We have\begin{align*} f'(1) &= \lim_{z\to z_0}\frac{|z|^2-1}{z-1} = \lim_{(x,y)\to(1,0)}\frac{x^2+y^2-1}{(x-1) + iy} = \lim_{(x,y)\to (1,0)}\frac{(x^2+y^2-1)((x-1)-iy)}{(x-1)^2+y^2} \end{align*} Now let $g(x,y) =\frac{(x^2+y^2-1)((x-1)-iy)}{(x-1)^2+y^2}$.
$g(x,y)\rightarrow x+1$ as $(x,y)\rightarrow (1,0)$ along x-axis.
$g(x,y)\rightarrow (y+1)-(y+1)i$ as $(x,y)\rightarrow (1,0)$ along $x=y+1$ axis.
Is that enough for me to conclude $f'(1)$ does not exist.
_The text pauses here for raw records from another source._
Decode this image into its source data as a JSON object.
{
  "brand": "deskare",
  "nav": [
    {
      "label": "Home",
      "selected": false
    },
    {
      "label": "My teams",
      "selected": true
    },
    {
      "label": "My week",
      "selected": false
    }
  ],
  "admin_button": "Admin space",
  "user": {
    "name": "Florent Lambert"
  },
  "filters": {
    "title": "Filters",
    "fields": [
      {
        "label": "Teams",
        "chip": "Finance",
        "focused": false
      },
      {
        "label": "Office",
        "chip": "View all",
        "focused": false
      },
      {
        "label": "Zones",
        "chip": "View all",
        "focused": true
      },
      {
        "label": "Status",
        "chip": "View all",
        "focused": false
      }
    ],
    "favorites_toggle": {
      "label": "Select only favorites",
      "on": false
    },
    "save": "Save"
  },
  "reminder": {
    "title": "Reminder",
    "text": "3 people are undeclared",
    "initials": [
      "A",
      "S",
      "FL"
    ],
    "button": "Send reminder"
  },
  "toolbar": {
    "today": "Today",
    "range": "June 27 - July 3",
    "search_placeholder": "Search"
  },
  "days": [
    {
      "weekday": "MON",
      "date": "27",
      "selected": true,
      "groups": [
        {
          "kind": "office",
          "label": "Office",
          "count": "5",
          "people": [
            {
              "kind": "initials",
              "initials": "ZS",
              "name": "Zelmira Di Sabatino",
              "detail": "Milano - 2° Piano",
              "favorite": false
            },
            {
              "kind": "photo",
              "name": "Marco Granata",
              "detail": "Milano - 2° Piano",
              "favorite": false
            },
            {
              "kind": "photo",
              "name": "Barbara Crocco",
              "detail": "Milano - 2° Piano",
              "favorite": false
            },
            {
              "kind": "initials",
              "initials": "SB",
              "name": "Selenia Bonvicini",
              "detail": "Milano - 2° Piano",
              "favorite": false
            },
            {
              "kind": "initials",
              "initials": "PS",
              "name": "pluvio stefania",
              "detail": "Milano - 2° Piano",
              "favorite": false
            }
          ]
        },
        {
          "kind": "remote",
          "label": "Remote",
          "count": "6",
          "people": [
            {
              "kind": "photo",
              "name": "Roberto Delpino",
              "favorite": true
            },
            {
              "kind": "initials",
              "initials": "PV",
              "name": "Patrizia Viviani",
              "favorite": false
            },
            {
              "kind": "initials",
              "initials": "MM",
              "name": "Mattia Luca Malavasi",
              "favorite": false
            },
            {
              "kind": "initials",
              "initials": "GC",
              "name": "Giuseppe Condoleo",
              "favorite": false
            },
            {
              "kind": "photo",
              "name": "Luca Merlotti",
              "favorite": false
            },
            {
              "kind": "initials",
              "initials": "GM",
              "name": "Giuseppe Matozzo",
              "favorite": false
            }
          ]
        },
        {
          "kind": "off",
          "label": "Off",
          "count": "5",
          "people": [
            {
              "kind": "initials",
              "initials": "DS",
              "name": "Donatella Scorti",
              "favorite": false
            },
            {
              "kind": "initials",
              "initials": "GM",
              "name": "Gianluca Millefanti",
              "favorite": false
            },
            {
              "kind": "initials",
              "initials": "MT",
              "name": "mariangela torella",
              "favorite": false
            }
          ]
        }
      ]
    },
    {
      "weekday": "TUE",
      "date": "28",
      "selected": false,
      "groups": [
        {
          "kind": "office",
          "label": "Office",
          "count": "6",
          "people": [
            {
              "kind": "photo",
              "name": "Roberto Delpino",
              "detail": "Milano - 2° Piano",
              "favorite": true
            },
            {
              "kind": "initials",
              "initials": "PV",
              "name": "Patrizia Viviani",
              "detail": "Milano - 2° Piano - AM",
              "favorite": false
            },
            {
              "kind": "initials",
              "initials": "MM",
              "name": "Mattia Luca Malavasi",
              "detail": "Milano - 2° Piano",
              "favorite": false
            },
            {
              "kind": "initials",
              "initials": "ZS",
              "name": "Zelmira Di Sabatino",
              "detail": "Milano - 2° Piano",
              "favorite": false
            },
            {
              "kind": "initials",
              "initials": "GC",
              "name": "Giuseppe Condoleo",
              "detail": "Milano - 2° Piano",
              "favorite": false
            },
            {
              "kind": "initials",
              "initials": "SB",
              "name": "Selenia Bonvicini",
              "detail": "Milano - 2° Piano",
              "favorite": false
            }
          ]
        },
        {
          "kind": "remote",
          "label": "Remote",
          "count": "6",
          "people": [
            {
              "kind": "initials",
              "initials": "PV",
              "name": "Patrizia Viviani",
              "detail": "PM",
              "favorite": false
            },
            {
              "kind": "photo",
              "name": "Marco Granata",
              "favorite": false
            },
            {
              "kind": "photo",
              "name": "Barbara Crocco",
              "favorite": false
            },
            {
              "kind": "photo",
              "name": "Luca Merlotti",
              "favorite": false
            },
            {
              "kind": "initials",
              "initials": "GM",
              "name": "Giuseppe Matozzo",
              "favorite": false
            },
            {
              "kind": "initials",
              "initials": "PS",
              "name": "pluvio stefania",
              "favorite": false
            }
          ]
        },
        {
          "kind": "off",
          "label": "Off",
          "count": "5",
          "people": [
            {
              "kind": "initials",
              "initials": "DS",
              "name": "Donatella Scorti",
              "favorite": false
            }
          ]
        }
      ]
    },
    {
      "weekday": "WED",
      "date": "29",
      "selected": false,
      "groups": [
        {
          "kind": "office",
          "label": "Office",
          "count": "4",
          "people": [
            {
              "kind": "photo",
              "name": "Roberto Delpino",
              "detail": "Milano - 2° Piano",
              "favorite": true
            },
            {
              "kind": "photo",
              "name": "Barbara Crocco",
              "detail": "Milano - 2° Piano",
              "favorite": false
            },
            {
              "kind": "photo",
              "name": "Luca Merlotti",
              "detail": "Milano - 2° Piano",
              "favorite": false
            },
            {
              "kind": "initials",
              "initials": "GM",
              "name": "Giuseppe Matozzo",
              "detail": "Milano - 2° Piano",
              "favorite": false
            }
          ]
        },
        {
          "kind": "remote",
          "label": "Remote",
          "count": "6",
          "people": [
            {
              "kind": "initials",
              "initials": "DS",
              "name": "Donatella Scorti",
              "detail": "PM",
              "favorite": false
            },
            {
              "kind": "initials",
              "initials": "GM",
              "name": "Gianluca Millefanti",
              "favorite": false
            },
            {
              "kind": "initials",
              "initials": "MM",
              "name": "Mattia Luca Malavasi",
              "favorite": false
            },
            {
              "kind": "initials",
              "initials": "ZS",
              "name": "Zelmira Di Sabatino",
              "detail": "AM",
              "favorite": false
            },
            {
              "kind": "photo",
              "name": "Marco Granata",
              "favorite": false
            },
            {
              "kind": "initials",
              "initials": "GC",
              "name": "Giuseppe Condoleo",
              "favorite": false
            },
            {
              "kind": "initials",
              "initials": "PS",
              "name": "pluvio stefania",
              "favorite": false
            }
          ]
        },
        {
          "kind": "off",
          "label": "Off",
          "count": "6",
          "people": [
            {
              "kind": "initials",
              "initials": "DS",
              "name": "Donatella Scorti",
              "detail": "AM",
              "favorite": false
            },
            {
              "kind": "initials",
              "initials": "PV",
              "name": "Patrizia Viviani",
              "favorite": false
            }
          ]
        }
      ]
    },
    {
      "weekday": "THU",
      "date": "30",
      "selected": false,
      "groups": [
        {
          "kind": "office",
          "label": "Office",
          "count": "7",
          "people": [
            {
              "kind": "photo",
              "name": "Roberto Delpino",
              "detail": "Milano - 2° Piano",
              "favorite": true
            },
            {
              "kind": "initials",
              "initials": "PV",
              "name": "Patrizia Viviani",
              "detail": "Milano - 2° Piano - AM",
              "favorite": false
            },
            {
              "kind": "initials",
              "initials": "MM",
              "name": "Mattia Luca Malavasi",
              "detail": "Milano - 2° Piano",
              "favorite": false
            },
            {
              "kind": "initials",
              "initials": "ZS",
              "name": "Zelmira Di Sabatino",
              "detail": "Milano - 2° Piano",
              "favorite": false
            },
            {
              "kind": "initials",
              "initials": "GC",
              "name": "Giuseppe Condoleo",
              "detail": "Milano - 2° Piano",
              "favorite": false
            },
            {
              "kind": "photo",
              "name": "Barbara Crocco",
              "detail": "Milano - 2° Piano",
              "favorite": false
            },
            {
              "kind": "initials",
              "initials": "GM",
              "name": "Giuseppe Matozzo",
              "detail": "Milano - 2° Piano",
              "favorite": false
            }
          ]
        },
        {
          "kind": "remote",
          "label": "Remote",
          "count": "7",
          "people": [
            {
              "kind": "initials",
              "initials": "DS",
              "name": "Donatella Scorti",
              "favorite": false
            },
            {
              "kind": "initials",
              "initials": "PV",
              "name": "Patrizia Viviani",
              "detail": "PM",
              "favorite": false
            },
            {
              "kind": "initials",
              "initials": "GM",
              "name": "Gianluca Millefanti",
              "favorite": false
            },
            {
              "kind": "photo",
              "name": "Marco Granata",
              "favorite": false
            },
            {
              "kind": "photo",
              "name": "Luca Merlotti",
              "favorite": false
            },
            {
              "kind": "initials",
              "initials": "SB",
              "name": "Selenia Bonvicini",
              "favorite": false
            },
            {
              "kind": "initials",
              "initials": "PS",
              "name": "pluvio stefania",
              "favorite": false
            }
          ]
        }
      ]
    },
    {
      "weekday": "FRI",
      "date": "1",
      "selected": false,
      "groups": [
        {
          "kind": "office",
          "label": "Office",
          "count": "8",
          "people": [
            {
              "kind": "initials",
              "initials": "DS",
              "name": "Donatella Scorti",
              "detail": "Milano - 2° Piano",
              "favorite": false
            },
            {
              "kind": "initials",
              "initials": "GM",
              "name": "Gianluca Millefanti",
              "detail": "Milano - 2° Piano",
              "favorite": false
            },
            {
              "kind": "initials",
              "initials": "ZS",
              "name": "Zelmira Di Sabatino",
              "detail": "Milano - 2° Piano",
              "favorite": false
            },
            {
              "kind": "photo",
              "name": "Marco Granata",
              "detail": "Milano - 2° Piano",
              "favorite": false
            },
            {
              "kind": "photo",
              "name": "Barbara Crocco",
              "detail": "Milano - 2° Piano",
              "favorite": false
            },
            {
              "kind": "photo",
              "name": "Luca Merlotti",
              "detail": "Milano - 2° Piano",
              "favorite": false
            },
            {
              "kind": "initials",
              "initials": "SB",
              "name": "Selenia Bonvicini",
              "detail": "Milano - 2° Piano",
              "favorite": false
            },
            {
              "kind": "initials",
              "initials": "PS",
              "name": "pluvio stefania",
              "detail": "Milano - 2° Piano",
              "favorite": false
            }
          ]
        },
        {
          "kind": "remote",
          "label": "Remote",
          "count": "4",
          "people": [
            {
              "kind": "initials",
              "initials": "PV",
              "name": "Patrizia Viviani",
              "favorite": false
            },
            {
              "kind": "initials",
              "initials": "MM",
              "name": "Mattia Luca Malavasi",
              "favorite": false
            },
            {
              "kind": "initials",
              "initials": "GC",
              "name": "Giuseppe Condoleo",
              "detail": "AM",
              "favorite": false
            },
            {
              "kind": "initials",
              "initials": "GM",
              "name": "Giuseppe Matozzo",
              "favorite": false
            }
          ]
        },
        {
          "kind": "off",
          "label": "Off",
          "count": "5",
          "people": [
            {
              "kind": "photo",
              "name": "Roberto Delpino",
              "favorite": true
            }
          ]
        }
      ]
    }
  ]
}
Lets show that $$\lim_{z\to z_0 } \frac{|z|^2 - |z_0|^2}{z-z_0 } \qquad (\star)$$ does not exist where $z_0=x_0 + \mathrm i y_0\in \mathbf C \setminus \{0\}$. Therefore let us pick sequences $(z_n)_n \subset \mathbf C$ with $z_n=x_0 +\mathrm i y_n$ and $y_n \to y_0$ and $(z_n')_n \subset \mathbf C$ with $z_n'=x_n +\mathrm i y_0$ and $x_n \to x_0$. Then we see that $$\frac{|z_n|^2 - |z_0|^2}{z_n-z_0 } = x_0 - \mathrm i y_n - z_0 \to -2\mathrm i y_0 \qquad (n\to \infty)$$ and $$\frac{|z_n'|^2 - |z_0|^2}{z_n'-z_0 } = x_n - \mathrm i y_0 + z_0 \to 2x_0 \qquad (n\to \infty).$$ Since $-2\mathrm i y_0 \neq 2x_0$ we have proofed that the limit $(\star)$ does not exist because the limit $(\star)$ needs to hold for all sequences $(w_n)_n$ with $w_n \to z_0$. For $z_0=0$ it is easy to see that $(\star)$ exists.